Create guidelines for access control

To ensure authorized access and prevent unauthorized access to data and other related resources, the organization has defined and implemented clear rules for physical and logical access control.

Rules are implemented and enforced through several different tasks, but are also combined into an access control policy for clear communication and review.

All accounts, access rights and privileges should be traceable to the role responsible for them and the person who approved them.

Personnel must have security guidelines that deal with e.g. the following topics:

• Using and updating mobile devices
• Storing and backing up data
• Privacy
• Using email
• Handling of printouts, papers and files
• Reporting incidents
• Scam prevention

Data system owner determines the access roles to the system in relation to the tasks of users. The compliance of the actual access rights with the planned ones must be monitored and the rights reassessed at regular intervals.

When reviewing access rights, care must also be taken to minimize admin rights and eliminate unnecessary accounts.

Access to the organisation's systems is granted and managed according to principle of least privilege. No further access will be granted to the user when necessary.

The permissions will be checked and the need will also be reduced if the user has the rights user needed to perform the tasks but no longer needs them.

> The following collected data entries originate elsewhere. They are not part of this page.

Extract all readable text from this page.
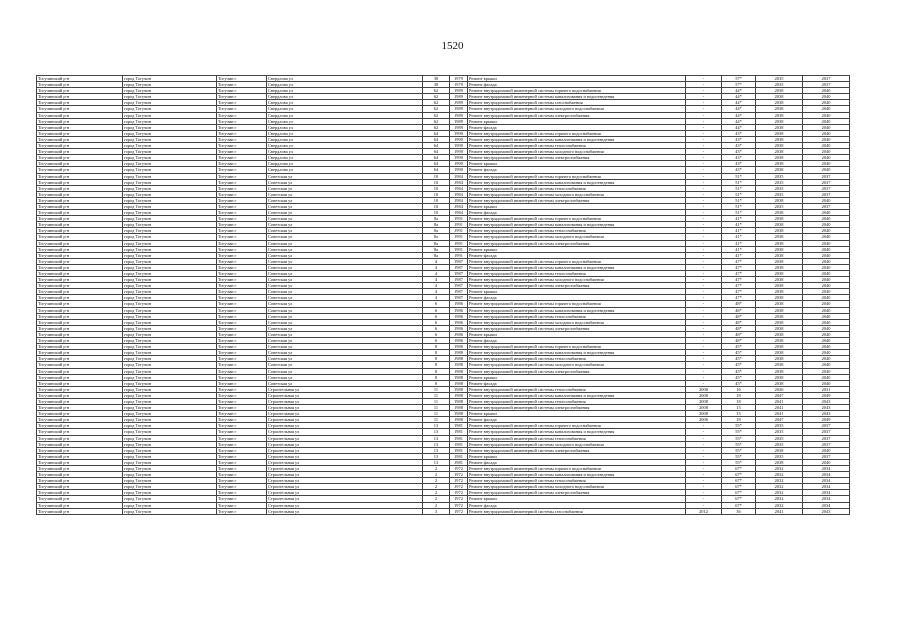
1520
Тогучинский р-н	город Тогучин	Тогучин г	Свердлова ул	38	1979	Ремонт крыши	-	57*	2035	2037
Тогучинский р-н	город Тогучин	Тогучин г	Свердлова ул	38	1979	Ремонт фасада	-	57*	2035	2037
Тогучинский р-н	город Тогучин	Тогучин г	Свердлова ул	62	1989	Ремонт внутридомовой инженерной системы горячего водоснабжения	-	44*	2038	2040
Тогучинский р-н	город Тогучин	Тогучин г	Свердлова ул	62	1989	Ремонт внутридомовой инженерной системы канализования и водоотведения	-	44*	2038	2040
Тогучинский р-н	город Тогучин	Тогучин г	Свердлова ул	62	1989	Ремонт внутридомовой инженерной системы газоснабжения	-	44*	2038	2040
Тогучинский р-н	город Тогучин	Тогучин г	Свердлова ул	62	1989	Ремонт внутридомовой инженерной системы холодного водоснабжения	-	44*	2038	2040
Тогучинский р-н	город Тогучин	Тогучин г	Свердлова ул	62	1989	Ремонт внутридомовой инженерной системы электроснабжения	-	44*	2038	2040
Тогучинский р-н	город Тогучин	Тогучин г	Свердлова ул	62	1989	Ремонт крыши	-	44*	2038	2040
Тогучинский р-н	город Тогучин	Тогучин г	Свердлова ул	62	1989	Ремонт фасада	-	44*	2038	2040
Тогучинский р-н	город Тогучин	Тогучин г	Свердлова ул	64	1990	Ремонт внутридомовой инженерной системы горячего водоснабжения	-	43*	2038	2040
Тогучинский р-н	город Тогучин	Тогучин г	Свердлова ул	64	1990	Ремонт внутридомовой инженерной системы канализования и водоотведения	-	43*	2038	2040
Тогучинский р-н	город Тогучин	Тогучин г	Свердлова ул	64	1990	Ремонт внутридомовой инженерной системы теплоснабжения	-	43*	2038	2040
Тогучинский р-н	город Тогучин	Тогучин г	Свердлова ул	64	1990	Ремонт внутридомовой инженерной системы холодного водоснабжения	-	43*	2038	2040
Тогучинский р-н	город Тогучин	Тогучин г	Свердлова ул	64	1990	Ремонт внутридомовой инженерной системы электроснабжения	-	43*	2038	2040
Тогучинский р-н	город Тогучин	Тогучин г	Свердлова ул	64	1990	Ремонт крыши	-	43*	2038	2040
Тогучинский р-н	город Тогучин	Тогучин г	Свердлова ул	64	1990	Ремонт фасада	-	43*	2038	2040
Тогучинский р-н	город Тогучин	Тогучин г	Советская ул	10	1984	Ремонт внутридомовой инженерной системы горячего водоснабжения	-	51*	2035	2037
Тогучинский р-н	город Тогучин	Тогучин г	Советская ул	10	1984	Ремонт внутридомовой инженерной системы канализования и водоотведения	-	51*	2035	2037
Тогучинский р-н	город Тогучин	Тогучин г	Советская ул	10	1984	Ремонт внутридомовой инженерной системы теплоснабжения	-	51*	2035	2037
Тогучинский р-н	город Тогучин	Тогучин г	Советская ул	10	1984	Ремонт внутридомовой инженерной системы холодного водоснабжения	-	51*	2035	2037
Тогучинский р-н	город Тогучин	Тогучин г	Советская ул	10	1984	Ремонт внутридомовой инженерной системы электроснабжения	-	51*	2038	2040
Тогучинский р-н	город Тогучин	Тогучин г	Советская ул	10	1984	Ремонт крыши	-	51*	2035	2037
Тогучинский р-н	город Тогучин	Тогучин г	Советская ул	10	1984	Ремонт фасада	-	51*	2038	2040
Тогучинский р-н	город Тогучин	Тогучин г	Советская ул	8а	1991	Ремонт внутридомовой инженерной системы горячего водоснабжения	-	41*	2038	2040
Тогучинский р-н	город Тогучин	Тогучин г	Советская ул	8а	1991	Ремонт внутридомовой инженерной системы канализования и водоотведения	-	41*	2038	2040
Тогучинский р-н	город Тогучин	Тогучин г	Советская ул	8а	1991	Ремонт внутридомовой инженерной системы теплоснабжения	-	41*	2038	2040
Тогучинский р-н	город Тогучин	Тогучин г	Советская ул	8а	1991	Ремонт внутридомовой инженерной системы холодного водоснабжения	-	41*	2038	2040
Тогучинский р-н	город Тогучин	Тогучин г	Советская ул	8а	1991	Ремонт внутридомовой инженерной системы электроснабжения	-	41*	2038	2040
Тогучинский р-н	город Тогучин	Тогучин г	Советская ул	8а	1991	Ремонт крыши	-	41*	2038	2040
Тогучинский р-н	город Тогучин	Тогучин г	Советская ул	8а	1991	Ремонт фасада	-	41*	2038	2040
Тогучинский р-н	город Тогучин	Тогучин г	Советская ул	4	1987	Ремонт внутридомовой инженерной системы горячего водоснабжения	-	47*	2038	2040
Тогучинский р-н	город Тогучин	Тогучин г	Советская ул	4	1987	Ремонт внутридомовой инженерной системы канализования и водоотведения	-	47*	2038	2040
Тогучинский р-н	город Тогучин	Тогучин г	Советская ул	4	1987	Ремонт внутридомовой инженерной системы теплоснабжения	-	47*	2038	2040
Тогучинский р-н	город Тогучин	Тогучин г	Советская ул	4	1987	Ремонт внутридомовой инженерной системы холодного водоснабжения	-	47*	2038	2040
Тогучинский р-н	город Тогучин	Тогучин г	Советская ул	4	1987	Ремонт внутридомовой инженерной системы электроснабжения	-	47*	2038	2040
Тогучинский р-н	город Тогучин	Тогучин г	Советская ул	4	1987	Ремонт крыши	-	47*	2038	2040
Тогучинский р-н	город Тогучин	Тогучин г	Советская ул	4	1987	Ремонт фасада	-	47*	2038	2040
Тогучинский р-н	город Тогучин	Тогучин г	Советская ул	6	1986	Ремонт внутридомовой инженерной системы горячего водоснабжения	-	48*	2038	2040
Тогучинский р-н	город Тогучин	Тогучин г	Советская ул	6	1986	Ремонт внутридомовой инженерной системы канализования и водоотведения	-	48*	2038	2040
Тогучинский р-н	город Тогучин	Тогучин г	Советская ул	6	1986	Ремонт внутридомовой инженерной системы теплоснабжения	-	48*	2038	2040
Тогучинский р-н	город Тогучин	Тогучин г	Советская ул	6	1986	Ремонт внутридомовой инженерной системы холодного водоснабжения	-	48*	2038	2040
Тогучинский р-н	город Тогучин	Тогучин г	Советская ул	6	1986	Ремонт внутридомовой инженерной системы электроснабжения	-	48*	2038	2040
Тогучинский р-н	город Тогучин	Тогучин г	Советская ул	6	1986	Ремонт крыши	-	48*	2038	2040
Тогучинский р-н	город Тогучин	Тогучин г	Советская ул	6	1986	Ремонт фасада	-	48*	2038	2040
Тогучинский р-н	город Тогучин	Тогучин г	Советская ул	8	1988	Ремонт внутридомовой инженерной системы горячего водоснабжения	-	45*	2038	2040
Тогучинский р-н	город Тогучин	Тогучин г	Советская ул	8	1988	Ремонт внутридомовой инженерной системы канализования и водоотведения	-	45*	2038	2040
Тогучинский р-н	город Тогучин	Тогучин г	Советская ул	8	1988	Ремонт внутридомовой инженерной системы теплоснабжения	-	45*	2038	2040
Тогучинский р-н	город Тогучин	Тогучин г	Советская ул	8	1988	Ремонт внутридомовой инженерной системы холодного водоснабжения	-	45*	2038	2040
Тогучинский р-н	город Тогучин	Тогучин г	Советская ул	8	1988	Ремонт внутридомовой инженерной системы электроснабжения	-	45*	2038	2040
Тогучинский р-н	город Тогучин	Тогучин г	Советская ул	8	1988	Ремонт крыши	-	45*	2038	2040
Тогучинский р-н	город Тогучин	Тогучин г	Советская ул	8	1988	Ремонт фасада	-	45*	2038	2040
Тогучинский р-н	город Тогучин	Тогучин г	Строительная ул	11	1988	Ремонт внутридомовой инженерной системы теплоснабжения	2008	16	2026	2031
Тогучинский р-н	город Тогучин	Тогучин г	Строительная ул	11	1988	Ремонт внутридомовой инженерной системы канализования и водоотведения	2008	18	2047	2049
Тогучинский р-н	город Тогучин	Тогучин г	Строительная ул	11	1988	Ремонт внутридомовой инженерной системы теплоснабжения	2008	18	2041	2043
Тогучинский р-н	город Тогучин	Тогучин г	Строительная ул	11	1988	Ремонт внутридомовой инженерной системы электроснабжения	2008	15	2041	2043
Тогучинский р-н	город Тогучин	Тогучин г	Строительная ул	11	1988	Ремонт крыши	2008	15	2041	2043
Тогучинский р-н	город Тогучин	Тогучин г	Строительная ул	11	1988	Ремонт фасада	2006	18	2047	2049
Тогучинский р-н	город Тогучин	Тогучин г	Строительная ул	13	1981	Ремонт внутридомовой инженерной системы горячего водоснабжения	-	55*	2035	2037
Тогучинский р-н	город Тогучин	Тогучин г	Строительная ул	13	1981	Ремонт внутридомовой инженерной системы канализования и водоотведения	-	55*	2035	2037
Тогучинский р-н	город Тогучин	Тогучин г	Строительная ул	13	1981	Ремонт внутридомовой инженерной системы теплоснабжения	-	55*	2035	2037
Тогучинский р-н	город Тогучин	Тогучин г	Строительная ул	13	1981	Ремонт внутридомовой инженерной системы холодного водоснабжения	-	55*	2035	2037
Тогучинский р-н	город Тогучин	Тогучин г	Строительная ул	13	1981	Ремонт внутридомовой инженерной системы электроснабжения	-	55*	2038	2040
Тогучинский р-н	город Тогучин	Тогучин г	Строительная ул	13	1981	Ремонт крыши	-	55*	2035	2037
Тогучинский р-н	город Тогучин	Тогучин г	Строительная ул	13	1981	Ремонт фасада	-	55*	2038	2040
Тогучинский р-н	город Тогучин	Тогучин г	Строительная ул	2	1972	Ремонт внутридомовой инженерной системы горячего водоснабжения	-	67*	2032	2034
Тогучинский р-н	город Тогучин	Тогучин г	Строительная ул	2	1972	Ремонт внутридомовой инженерной системы канализования и водоотведения	-	67*	2032	2034
Тогучинский р-н	город Тогучин	Тогучин г	Строительная ул	2	1972	Ремонт внутридомовой инженерной системы теплоснабжения	-	67*	2032	2034
Тогучинский р-н	город Тогучин	Тогучин г	Строительная ул	2	1972	Ремонт внутридомовой инженерной системы холодного водоснабжения	-	67*	2032	2034
Тогучинский р-н	город Тогучин	Тогучин г	Строительная ул	2	1972	Ремонт внутридомовой инженерной системы электроснабжения	-	67*	2032	2034
Тогучинский р-н	город Тогучин	Тогучин г	Строительная ул	2	1972	Ремонт крыши	-	67*	2032	2034
Тогучинский р-н	город Тогучин	Тогучин г	Строительная ул	2	1972	Ремонт фасада	-	67*	2032	2034
Тогучинский р-н	город Тогучин	Тогучин г	Строительная ул	3	1972	Ремонт внутридомовой инженерной системы газоснабжения	2012	36	2041	2043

The organization must use unique usernames in order to associate users and assign responsibility for them.

Shared usernames are not allowed and users are not allowed to access information systems until a unique username is provided.

The organization implements role-based access control with predefined access roles for the various protected assets that entitle access to the associated asset. Strictness of the access roles should reflect the security risks associated with the asset.

The following should be considered to support access management:

• how much information each user needs access to
• how widely the user should be able to edit data (read, write, delete, print, execute)
• whether other applications have access to the data
• whether the data can be segregated within the property so that sensitive data is less exposed

One way to manage the risks associated with shared usernames is to manage the shared password and its users directly through a password management system.

In this case, it is possible to act in such a way that, for example, only an individual person actually knows the password and the persons who use it.

Reuse identities whenever one can across systems, sub-systems and applications. Ideally this would be done with single sign-on.

The organization should remind the employees that it is their responsibility to keep password and secrets safe. They should never share them with anyone, including colleagues and superiors.

They should also always lock they devices when leaving them.